Deficienti! Come se non si sapesse come vanno a finire i lavori pubblici in Italia. Tanto poi è sempre qualcun'altro che la prende in quel posto e passa 20 minuti in più ogni mattina a superare quel collo di bottiglia....

N.H. mascetti Ugo

12 giugno, 09:28
Silenzio difficile per la complanare?

Redazioni,

il sindaco-&(imbarazzati) hanno chiesto il silenzio (stampa) a voi e a tanti ( il Bossi-Tonini ad esempio ) compagnucci?
V’invio foto-documento su questo ulteriore clamoroso FALLIMENTO dell’accoppiata Angeloni-ricciolone-&.
I bravi ragazzotti di mezzacanna quando andranno a manifestare per l’incompiuta della terza corsia-complanare?
suddito non domo

gino serretti

12 giugno, 09:35
Queste sono le conseguenze delle gare di appalto a cui vengono assegnate a quelle ditte che fanno i ribassi più alti e quindi........

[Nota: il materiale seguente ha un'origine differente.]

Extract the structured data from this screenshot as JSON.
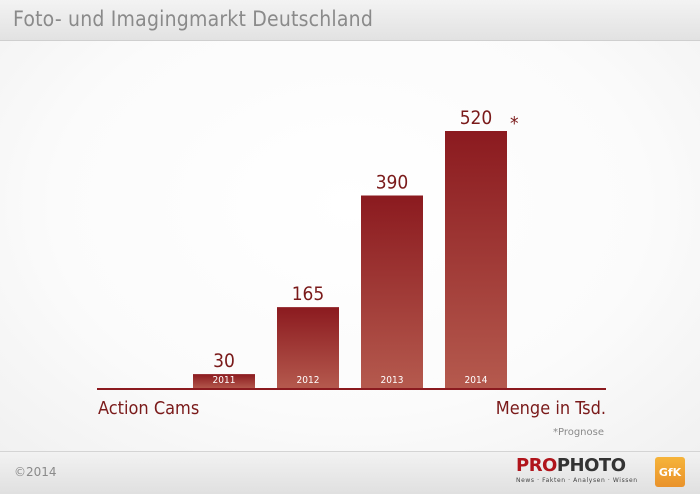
{
  "header": {
    "title": "Foto- und Imagingmarkt Deutschland"
  },
  "chart_data": {
    "type": "bar",
    "categories": [
      "2011",
      "2012",
      "2013",
      "2014"
    ],
    "values": [
      30,
      165,
      390,
      520
    ],
    "value_labels": [
      "30",
      "165",
      "390",
      "520"
    ],
    "annotations": [
      {
        "category": "2014",
        "text": "*"
      }
    ],
    "xlabel": "Action Cams",
    "ylabel": "Menge in Tsd.",
    "ylim": [
      0,
      520
    ],
    "grid": false,
    "legend": "none",
    "colors": {
      "bar_top": "#8b1a1f",
      "bar_bottom": "#b55a4e",
      "text": "#7a1a1a"
    }
  },
  "footnote": "*Prognose",
  "footer": {
    "copyright": "©2014",
    "brand_pro": "PRO",
    "brand_photo": "PHOTO",
    "brand_tagline": "News · Fakten · Analysen · Wissen",
    "gfk": "GfK"
  }
}
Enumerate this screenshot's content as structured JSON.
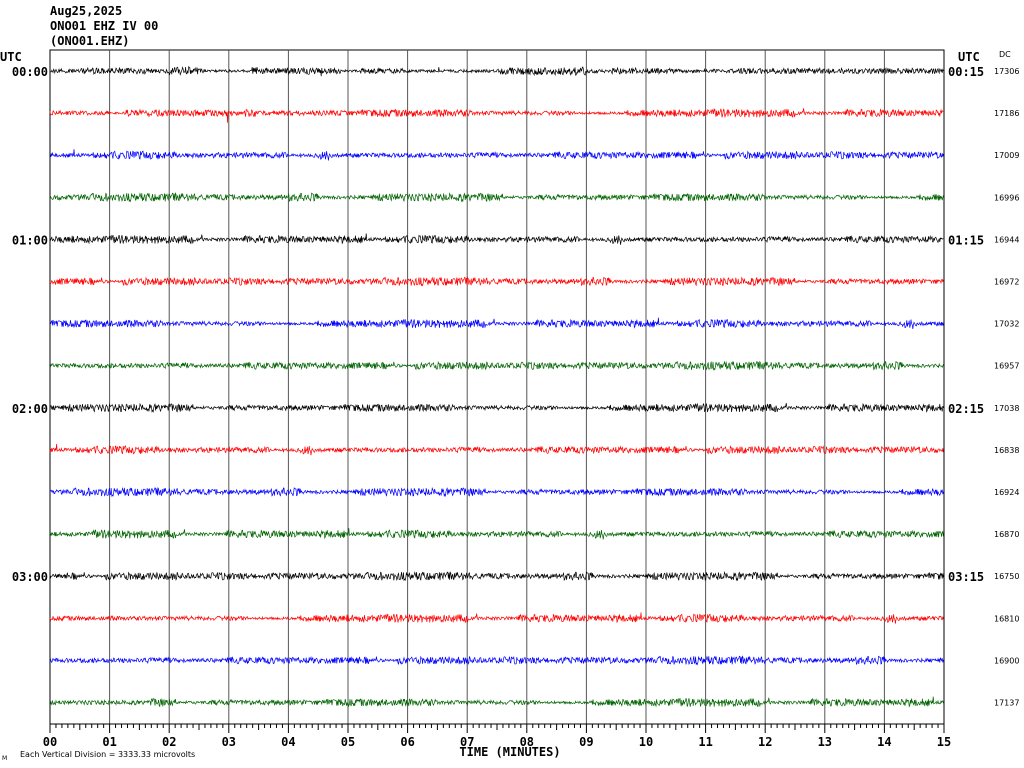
{
  "header": {
    "date": "Aug25,2025",
    "station": "ONO01 EHZ IV 00",
    "channel_code": "(ONO01.EHZ)"
  },
  "left_tz_label": "UTC",
  "right_tz_label": "UTC",
  "dc_label": "DC",
  "footer_note": "Each Vertical Division = 3333.33 microvolts",
  "footer_mark": "M",
  "trace_colors": [
    "#000000",
    "#ff0000",
    "#0000ff",
    "#006400"
  ],
  "chart_data": {
    "type": "line",
    "title": "",
    "xlabel": "TIME (MINUTES)",
    "ylabel": "",
    "xlim": [
      0,
      15
    ],
    "x_ticks": [
      "00",
      "01",
      "02",
      "03",
      "04",
      "05",
      "06",
      "07",
      "08",
      "09",
      "10",
      "11",
      "12",
      "13",
      "14",
      "15"
    ],
    "grid": true,
    "left_time_labels": [
      "00:00",
      "01:00",
      "02:00",
      "03:00"
    ],
    "right_time_labels": [
      "00:15",
      "01:15",
      "02:15",
      "03:15"
    ],
    "dc_offsets": [
      17306,
      17186,
      17009,
      16996,
      16944,
      16972,
      17032,
      16957,
      17038,
      16838,
      16924,
      16870,
      16750,
      16810,
      16900,
      17137
    ],
    "trace_count": 16
  }
}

Una azienda di solito non va via da un lavoro, a meno di capire che gli sta andando in perdita (magari per un suo errore di valutazione economica) ed accetta il rischio delle penali e di non vedere i soldi che ancora avanza.
Quindi se se n'è andata avrà avuto le sue ben valide motivazioni.

Il bello di quella rotatoria a sud del Ciarnin, l'ha progettata l'Anas e non la soc. Autostrade. Le rotatorie della complanare sono molto più larghe. Ma poi mi chiedo: Non la potevano concepire come quella che porta a Collemarino dove chi va verso nord ha una corsia tutta sua senza impegnare l'aiuola centrale? Giunto a questo punto meglio ripristinare il tracciato ante operam senza toccare nulla.